# Change your name?



## koentje3 (Nov 10, 2002)

Question, How do you change your name?? I'd like a new name, so every languige (sorry for my english) can say/read it.. But I can't find were! plz. help.. Does a moderator have to do this?


----------



## Saria (Nov 10, 2002)

koentje = pronounced roughly as 'coonche'





although i speak dutch i dunno what that means (?) do you know?


----------



## koentje3 (Nov 10, 2002)

LOL! haha my name is koen, but my nickname is koentje on skool and shit.. but when I tried to login on the first forum I was on,(dutch) it was already taken, so I made it koentje3.. I did it with everything, but Now I wanna change..


----------



## KiVan (Nov 10, 2002)

sorry i can't change the nickname...
you have to do a new account... 
contact me with a pm later


----------



## koentje3 (Nov 11, 2002)

When I make a new account, will I lose everything like posts count, sig, or can you do something about that?


----------



## janer (Nov 11, 2002)

hmmmm.... so why u want to change??? we all have u in our hearts with this name... hehhe


----------



## koentje3 (Nov 11, 2002)

Hmm ur right.. But maybe some people can't say it.. so don't remember it well...
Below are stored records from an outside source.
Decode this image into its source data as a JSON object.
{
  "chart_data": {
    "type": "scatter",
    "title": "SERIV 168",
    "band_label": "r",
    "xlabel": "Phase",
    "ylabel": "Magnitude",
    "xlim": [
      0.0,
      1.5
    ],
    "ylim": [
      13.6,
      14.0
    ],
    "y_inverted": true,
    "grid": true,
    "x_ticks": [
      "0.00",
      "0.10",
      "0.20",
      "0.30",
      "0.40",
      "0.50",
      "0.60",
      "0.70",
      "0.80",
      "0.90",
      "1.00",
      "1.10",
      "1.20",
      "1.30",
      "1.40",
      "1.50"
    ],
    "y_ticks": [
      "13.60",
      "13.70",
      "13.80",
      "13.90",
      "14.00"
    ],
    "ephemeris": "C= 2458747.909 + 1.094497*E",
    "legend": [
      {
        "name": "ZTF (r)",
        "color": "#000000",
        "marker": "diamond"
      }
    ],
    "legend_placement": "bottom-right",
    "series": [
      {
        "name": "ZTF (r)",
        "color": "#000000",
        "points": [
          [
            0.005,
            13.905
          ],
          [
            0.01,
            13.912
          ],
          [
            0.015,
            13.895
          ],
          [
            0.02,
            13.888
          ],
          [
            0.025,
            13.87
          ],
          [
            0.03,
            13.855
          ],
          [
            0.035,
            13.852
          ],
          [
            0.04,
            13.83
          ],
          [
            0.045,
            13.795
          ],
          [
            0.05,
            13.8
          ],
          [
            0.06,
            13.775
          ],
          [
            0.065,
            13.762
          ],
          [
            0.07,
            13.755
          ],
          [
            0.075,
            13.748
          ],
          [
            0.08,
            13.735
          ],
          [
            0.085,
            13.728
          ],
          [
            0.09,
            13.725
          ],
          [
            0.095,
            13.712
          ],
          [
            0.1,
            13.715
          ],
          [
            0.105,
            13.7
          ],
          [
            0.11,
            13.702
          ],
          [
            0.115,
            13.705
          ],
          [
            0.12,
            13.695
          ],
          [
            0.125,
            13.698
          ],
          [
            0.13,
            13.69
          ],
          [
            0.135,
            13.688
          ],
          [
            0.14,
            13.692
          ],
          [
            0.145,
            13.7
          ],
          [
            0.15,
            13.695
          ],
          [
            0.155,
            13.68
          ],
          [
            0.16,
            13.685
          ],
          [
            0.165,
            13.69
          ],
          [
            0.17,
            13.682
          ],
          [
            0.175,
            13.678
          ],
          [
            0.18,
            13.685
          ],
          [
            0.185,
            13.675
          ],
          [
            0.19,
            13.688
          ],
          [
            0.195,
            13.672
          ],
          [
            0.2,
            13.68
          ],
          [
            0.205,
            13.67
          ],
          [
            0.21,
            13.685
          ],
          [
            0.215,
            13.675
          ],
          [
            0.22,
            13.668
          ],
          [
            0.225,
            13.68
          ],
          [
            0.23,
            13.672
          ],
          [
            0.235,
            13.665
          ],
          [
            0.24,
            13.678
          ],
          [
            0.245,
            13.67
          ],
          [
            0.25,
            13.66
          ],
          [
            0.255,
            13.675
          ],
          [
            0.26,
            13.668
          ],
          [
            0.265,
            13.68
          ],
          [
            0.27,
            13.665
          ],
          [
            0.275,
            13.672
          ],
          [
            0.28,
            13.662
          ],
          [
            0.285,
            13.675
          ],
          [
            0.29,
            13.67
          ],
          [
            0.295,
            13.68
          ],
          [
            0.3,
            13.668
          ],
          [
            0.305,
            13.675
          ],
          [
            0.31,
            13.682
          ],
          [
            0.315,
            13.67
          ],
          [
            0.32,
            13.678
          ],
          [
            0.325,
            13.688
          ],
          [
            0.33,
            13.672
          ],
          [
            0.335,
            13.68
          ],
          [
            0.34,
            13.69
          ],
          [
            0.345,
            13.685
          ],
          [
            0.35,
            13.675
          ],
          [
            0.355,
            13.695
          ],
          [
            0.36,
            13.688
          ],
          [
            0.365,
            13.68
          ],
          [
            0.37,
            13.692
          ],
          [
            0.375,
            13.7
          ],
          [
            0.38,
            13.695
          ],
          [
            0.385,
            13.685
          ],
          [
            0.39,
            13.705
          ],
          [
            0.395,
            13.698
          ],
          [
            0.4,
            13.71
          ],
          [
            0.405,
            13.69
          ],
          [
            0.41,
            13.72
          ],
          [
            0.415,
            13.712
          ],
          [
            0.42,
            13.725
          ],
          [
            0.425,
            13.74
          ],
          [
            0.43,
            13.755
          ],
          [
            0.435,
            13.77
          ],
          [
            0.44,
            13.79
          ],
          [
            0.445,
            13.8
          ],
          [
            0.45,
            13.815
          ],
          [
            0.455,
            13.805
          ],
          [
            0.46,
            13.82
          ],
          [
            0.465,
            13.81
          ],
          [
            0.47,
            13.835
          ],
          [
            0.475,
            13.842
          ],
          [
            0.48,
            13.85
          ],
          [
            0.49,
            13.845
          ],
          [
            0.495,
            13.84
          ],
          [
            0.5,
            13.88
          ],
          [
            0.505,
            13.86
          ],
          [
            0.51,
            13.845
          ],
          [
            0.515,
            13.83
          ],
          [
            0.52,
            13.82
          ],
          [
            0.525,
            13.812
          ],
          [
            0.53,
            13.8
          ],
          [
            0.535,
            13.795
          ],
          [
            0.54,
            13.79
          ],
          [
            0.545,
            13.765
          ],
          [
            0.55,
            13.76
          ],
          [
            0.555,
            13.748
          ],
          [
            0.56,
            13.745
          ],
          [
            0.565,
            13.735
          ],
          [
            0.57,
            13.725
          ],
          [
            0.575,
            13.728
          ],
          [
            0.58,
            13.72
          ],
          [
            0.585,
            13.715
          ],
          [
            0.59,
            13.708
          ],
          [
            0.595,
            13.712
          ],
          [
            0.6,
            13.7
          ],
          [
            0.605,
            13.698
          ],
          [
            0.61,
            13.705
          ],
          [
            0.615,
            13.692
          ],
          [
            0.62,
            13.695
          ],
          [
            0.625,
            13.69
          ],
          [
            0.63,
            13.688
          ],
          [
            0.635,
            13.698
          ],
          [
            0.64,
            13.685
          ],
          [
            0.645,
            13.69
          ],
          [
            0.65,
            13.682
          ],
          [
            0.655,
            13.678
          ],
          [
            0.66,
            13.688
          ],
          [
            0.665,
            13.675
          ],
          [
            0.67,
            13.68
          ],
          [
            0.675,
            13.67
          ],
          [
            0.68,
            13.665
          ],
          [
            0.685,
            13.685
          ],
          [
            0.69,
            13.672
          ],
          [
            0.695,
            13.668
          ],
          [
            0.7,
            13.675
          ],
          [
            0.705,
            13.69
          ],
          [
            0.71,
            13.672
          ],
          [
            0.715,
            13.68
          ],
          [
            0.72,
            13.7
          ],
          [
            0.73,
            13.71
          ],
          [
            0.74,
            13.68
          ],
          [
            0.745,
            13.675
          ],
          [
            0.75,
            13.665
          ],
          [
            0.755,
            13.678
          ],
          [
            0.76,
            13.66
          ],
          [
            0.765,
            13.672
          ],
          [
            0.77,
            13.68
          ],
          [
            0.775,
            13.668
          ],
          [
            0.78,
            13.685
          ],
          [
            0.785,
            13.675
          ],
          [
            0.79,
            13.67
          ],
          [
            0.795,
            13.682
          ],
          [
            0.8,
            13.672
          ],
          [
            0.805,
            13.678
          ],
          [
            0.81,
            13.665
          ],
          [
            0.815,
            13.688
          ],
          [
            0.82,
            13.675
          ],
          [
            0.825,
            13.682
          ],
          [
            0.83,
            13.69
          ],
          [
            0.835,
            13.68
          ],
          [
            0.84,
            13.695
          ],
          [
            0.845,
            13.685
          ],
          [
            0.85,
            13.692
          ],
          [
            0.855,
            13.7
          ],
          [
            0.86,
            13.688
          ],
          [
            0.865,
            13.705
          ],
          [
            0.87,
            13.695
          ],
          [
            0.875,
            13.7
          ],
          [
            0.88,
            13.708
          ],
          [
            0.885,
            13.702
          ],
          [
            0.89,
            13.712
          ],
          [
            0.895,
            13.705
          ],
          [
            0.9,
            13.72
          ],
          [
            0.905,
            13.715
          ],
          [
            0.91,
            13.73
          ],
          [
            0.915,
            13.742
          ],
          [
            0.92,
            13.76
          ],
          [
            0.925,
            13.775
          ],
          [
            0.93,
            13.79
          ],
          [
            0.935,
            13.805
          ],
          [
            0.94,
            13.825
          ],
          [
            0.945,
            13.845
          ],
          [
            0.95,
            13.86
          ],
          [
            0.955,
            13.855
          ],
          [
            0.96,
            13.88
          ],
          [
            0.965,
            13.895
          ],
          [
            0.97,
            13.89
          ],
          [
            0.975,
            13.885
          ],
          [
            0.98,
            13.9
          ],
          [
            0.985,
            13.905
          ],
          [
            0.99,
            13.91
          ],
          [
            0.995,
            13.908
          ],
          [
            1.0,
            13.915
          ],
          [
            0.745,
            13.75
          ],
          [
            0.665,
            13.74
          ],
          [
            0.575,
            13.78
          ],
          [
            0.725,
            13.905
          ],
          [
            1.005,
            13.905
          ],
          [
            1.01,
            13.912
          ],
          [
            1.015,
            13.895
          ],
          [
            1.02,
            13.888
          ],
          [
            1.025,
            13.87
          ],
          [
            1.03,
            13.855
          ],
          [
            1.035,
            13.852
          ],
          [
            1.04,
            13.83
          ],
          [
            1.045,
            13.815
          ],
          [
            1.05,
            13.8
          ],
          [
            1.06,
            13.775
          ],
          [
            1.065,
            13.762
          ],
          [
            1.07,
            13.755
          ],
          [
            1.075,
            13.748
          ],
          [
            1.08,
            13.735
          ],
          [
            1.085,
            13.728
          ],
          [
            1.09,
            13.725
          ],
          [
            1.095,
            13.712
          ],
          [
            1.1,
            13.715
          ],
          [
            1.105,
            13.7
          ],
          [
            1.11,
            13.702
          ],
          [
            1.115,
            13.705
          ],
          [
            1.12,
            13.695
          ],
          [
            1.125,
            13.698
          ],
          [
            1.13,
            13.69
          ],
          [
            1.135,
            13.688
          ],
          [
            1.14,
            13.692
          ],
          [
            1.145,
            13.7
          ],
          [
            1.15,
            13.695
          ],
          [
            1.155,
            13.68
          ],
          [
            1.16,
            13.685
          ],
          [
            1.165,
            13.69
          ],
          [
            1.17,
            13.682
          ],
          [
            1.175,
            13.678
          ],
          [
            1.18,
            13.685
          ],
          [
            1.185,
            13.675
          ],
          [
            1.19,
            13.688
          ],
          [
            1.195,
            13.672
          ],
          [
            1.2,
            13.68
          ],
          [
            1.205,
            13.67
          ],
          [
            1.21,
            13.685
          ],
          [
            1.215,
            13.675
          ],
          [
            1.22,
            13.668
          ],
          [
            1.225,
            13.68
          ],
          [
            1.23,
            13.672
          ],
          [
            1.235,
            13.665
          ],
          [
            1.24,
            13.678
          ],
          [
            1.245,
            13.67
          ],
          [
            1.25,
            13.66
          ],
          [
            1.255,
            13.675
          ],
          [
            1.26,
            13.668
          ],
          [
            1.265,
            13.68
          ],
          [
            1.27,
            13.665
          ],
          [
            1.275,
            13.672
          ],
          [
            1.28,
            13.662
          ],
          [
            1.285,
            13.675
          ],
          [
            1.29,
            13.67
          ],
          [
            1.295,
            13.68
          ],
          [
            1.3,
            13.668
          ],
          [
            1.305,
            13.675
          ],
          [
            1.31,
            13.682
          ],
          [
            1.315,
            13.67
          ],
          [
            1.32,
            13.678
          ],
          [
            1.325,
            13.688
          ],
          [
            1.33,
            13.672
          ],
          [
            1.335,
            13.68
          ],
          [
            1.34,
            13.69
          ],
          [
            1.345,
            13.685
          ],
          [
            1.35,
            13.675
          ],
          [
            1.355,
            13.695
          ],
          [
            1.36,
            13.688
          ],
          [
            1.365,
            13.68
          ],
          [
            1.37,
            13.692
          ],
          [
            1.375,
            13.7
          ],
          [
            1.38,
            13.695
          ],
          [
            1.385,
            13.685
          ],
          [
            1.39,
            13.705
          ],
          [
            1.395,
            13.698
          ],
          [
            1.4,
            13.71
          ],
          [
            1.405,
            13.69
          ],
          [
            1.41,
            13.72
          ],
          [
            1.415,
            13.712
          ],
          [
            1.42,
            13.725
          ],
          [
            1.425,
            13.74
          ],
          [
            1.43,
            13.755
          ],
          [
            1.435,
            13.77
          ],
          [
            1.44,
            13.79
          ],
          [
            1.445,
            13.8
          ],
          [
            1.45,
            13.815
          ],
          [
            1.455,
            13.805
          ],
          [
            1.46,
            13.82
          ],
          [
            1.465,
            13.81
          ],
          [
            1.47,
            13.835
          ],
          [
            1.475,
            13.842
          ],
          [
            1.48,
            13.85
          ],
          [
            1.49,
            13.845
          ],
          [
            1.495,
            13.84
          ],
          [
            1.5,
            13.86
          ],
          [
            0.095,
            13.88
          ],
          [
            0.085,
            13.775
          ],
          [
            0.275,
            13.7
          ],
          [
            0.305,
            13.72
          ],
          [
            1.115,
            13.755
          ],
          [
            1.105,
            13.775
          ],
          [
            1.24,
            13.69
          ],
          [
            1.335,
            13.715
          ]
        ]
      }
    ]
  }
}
OR maybe they ESPESIALLI (sorry) remember my name.. meh don't know.. I'll keep this one for a while I gues..


----------



## janer (Nov 11, 2002)

thats ok.... just keep it..it is not bad...


----------



## koentje3 (Nov 11, 2002)

OK.. I'll keep it.. you've convinced (sorry) me..


----------



## KiVan (Nov 11, 2002)




----------



## jEEb (Nov 13, 2002)

put the pronounciation of ur name under ur signature
like koentje=cootchi or something. 
	

	
	
		
		

		
		
	


	



is cootchie right?


----------